Partners & Research Team
Dr. J. Benneyan, Ph. D., HSyE
Ashley A. Holmes, MS, HSyE
Catarina Smith, HSyE
Nicole Nehls, HSyE
Christine Junod, HSyE
Erica L. Reaves, Harvard T. H. Chan School of Public Health
Matthew Carmody, MD, Mount Auburn
Linda Powers, MD, Mount Auburn
Results
Swim lane diagrams underscored the lack of communication between various healthcare providers during transitional care. This realization prompted the team to invite the Director of Case Management to join the interdisciplinary team as a permanent member.

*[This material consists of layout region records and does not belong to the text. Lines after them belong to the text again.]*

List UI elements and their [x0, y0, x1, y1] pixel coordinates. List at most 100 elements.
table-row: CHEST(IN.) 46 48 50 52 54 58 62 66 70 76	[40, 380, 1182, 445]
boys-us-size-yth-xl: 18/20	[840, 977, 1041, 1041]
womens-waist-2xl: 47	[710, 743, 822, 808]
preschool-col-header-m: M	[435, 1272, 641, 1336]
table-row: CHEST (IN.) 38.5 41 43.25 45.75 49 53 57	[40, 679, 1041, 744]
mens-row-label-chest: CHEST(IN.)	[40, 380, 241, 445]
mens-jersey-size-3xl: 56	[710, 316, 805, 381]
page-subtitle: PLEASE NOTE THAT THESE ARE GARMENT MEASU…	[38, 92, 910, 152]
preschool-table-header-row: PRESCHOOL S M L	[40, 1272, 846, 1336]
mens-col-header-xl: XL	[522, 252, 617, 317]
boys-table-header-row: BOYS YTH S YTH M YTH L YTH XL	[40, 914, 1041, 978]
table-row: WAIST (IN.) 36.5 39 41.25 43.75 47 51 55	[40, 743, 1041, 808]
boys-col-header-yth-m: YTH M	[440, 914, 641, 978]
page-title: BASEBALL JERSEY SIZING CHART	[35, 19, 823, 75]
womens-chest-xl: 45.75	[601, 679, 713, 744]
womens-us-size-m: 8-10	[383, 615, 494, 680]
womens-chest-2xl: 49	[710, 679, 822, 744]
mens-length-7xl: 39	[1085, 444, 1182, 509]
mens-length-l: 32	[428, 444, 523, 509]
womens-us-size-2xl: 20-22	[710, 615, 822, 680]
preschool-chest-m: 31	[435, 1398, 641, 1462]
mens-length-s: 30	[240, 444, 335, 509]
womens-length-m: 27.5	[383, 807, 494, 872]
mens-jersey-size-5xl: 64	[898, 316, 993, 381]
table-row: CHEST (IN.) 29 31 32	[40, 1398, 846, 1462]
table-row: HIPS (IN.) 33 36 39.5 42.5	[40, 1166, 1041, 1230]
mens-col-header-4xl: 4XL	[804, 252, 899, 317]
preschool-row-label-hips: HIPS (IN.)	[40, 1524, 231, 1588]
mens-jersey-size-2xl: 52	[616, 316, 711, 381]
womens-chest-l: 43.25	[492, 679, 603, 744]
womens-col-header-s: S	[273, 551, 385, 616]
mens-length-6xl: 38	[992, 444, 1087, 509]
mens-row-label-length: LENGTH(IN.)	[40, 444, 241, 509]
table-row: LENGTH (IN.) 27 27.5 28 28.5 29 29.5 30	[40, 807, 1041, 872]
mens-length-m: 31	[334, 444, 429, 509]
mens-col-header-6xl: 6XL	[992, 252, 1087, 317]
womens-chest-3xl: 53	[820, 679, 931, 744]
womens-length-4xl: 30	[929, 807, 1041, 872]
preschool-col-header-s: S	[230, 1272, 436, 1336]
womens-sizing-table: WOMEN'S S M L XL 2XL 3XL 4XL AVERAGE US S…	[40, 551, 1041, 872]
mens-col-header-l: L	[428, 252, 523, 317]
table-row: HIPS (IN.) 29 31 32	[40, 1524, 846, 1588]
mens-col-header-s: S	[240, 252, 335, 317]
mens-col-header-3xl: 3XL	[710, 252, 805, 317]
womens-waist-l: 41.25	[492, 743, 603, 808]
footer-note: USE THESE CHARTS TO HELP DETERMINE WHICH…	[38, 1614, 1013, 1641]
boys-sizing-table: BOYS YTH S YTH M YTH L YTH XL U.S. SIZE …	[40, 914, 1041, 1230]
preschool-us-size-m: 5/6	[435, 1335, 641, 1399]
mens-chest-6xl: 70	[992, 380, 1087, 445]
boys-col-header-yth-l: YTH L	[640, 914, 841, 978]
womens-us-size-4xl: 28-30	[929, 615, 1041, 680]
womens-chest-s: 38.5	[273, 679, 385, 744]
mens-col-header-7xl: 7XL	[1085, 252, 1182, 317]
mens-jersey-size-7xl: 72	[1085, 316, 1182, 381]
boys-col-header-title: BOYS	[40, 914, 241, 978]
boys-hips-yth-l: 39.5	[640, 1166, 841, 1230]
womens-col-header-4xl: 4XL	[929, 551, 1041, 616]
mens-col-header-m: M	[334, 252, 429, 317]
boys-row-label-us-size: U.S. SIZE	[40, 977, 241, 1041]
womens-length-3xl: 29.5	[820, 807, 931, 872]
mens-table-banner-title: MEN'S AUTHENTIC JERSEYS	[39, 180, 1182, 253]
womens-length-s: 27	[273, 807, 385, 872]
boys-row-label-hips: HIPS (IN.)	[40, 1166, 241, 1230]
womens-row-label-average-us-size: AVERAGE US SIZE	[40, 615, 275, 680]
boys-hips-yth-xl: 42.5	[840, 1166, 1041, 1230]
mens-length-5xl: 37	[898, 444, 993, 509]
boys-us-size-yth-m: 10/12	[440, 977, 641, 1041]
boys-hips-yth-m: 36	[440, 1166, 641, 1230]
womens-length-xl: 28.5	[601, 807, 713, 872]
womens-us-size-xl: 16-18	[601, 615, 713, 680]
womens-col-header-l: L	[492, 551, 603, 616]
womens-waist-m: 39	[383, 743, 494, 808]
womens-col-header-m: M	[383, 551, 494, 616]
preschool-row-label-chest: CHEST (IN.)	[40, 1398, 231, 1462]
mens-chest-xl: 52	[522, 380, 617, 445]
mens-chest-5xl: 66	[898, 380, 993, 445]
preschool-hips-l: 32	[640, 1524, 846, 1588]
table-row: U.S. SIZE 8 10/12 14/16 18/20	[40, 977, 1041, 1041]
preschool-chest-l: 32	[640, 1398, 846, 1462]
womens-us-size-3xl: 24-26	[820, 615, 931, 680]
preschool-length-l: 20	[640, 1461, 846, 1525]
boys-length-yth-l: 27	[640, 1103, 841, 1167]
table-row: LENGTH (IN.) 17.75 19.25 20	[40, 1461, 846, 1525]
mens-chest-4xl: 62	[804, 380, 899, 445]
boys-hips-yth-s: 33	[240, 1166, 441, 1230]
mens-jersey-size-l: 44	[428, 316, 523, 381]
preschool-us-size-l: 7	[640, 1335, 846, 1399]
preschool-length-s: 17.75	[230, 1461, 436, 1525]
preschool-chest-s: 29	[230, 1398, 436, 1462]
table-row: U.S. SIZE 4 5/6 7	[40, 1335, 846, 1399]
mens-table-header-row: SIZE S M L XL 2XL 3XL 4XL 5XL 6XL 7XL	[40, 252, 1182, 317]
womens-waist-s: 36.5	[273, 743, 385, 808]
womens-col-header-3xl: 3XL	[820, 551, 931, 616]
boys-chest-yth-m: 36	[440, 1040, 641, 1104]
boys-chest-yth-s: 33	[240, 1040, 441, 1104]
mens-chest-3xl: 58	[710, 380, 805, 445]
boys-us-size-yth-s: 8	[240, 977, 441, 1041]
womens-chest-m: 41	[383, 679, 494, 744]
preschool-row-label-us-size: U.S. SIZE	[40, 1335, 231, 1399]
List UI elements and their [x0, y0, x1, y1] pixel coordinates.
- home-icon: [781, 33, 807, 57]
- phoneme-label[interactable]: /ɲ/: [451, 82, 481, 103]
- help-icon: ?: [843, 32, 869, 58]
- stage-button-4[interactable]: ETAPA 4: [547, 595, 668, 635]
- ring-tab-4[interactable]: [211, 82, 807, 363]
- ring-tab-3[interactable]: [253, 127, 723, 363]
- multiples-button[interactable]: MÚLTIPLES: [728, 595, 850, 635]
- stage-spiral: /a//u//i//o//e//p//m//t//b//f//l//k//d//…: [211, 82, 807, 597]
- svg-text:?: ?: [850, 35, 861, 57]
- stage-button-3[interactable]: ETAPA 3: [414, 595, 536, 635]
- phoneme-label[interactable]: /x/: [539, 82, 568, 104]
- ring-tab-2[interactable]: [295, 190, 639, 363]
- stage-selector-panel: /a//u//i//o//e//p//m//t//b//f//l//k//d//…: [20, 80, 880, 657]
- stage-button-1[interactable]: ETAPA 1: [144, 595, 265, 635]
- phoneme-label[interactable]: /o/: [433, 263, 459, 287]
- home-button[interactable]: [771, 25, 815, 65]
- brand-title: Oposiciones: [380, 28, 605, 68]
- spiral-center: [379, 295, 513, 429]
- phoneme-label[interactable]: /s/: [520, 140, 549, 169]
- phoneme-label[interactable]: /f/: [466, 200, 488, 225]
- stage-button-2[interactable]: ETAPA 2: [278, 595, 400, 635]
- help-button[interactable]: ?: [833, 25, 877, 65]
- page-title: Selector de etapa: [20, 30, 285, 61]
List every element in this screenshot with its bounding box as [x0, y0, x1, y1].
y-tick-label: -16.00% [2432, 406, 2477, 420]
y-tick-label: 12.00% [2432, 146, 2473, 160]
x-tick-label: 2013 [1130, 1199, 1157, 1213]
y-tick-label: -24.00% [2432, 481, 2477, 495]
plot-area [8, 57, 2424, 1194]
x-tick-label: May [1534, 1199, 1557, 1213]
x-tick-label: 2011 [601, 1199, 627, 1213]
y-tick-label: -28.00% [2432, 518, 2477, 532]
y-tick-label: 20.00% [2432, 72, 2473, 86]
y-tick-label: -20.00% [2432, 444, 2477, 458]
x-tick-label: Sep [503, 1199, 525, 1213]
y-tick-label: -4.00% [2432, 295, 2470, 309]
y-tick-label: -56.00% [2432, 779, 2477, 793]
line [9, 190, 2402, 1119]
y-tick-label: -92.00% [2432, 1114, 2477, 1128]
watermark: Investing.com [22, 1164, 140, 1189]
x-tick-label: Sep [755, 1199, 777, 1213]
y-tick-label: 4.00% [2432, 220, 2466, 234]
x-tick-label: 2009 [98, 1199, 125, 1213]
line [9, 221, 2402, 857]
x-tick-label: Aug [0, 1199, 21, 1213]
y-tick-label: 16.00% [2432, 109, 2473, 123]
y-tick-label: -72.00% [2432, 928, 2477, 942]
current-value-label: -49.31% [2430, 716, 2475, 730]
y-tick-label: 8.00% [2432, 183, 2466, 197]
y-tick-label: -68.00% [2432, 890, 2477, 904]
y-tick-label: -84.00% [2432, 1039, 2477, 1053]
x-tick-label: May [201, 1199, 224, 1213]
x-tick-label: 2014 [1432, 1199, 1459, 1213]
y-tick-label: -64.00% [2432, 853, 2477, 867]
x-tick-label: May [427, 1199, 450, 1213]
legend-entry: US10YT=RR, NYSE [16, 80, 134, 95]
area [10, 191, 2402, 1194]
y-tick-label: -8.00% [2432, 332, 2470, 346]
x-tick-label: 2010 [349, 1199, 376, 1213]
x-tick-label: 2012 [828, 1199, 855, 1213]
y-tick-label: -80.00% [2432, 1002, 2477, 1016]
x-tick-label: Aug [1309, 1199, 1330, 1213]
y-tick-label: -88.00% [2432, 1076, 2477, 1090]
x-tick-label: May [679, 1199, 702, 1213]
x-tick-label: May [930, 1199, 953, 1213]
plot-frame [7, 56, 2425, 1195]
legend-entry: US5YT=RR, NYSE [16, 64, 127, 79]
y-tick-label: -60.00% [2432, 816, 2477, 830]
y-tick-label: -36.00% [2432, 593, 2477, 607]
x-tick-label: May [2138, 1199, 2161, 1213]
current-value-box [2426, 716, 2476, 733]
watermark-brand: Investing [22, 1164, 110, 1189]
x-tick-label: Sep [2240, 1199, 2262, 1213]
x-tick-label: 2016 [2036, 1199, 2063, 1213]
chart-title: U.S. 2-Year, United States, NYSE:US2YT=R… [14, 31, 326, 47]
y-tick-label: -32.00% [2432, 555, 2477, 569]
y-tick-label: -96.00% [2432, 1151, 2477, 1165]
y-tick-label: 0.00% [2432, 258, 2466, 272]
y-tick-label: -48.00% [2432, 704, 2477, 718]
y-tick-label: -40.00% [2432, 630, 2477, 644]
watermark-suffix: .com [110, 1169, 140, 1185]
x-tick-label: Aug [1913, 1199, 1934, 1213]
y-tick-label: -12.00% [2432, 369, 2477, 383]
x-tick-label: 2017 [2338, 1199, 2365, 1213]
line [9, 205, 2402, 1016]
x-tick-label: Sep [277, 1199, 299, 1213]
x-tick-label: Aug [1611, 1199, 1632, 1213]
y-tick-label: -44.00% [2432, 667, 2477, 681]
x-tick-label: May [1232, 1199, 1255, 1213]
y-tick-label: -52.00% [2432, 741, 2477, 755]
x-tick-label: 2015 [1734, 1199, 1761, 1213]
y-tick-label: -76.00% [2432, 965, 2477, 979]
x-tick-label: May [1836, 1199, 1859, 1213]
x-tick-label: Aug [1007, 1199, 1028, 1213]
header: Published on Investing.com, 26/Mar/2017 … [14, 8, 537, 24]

FMEA assisted the team in defining the most critical failures in the existing system. Due to the breadth and depth of stakeholders present for the FMEA, the team achieved a deeper understanding of existing failure types, effects, and probabilities of occurrence. Using this information, the team developed a FRAM model to design and vet a new hospital-to-homecare workflow for high-risk patients. Insights gained from effectively applied systems engineering approaches led to effective collaboration between multidisciplinary stakeholders involved in transitional care. Furthermore, these insights promoted dialogues that, when coupled with systems engineering tools, resulted in a new workflow design for high-risk patients that addressed the communication failings of the existing system.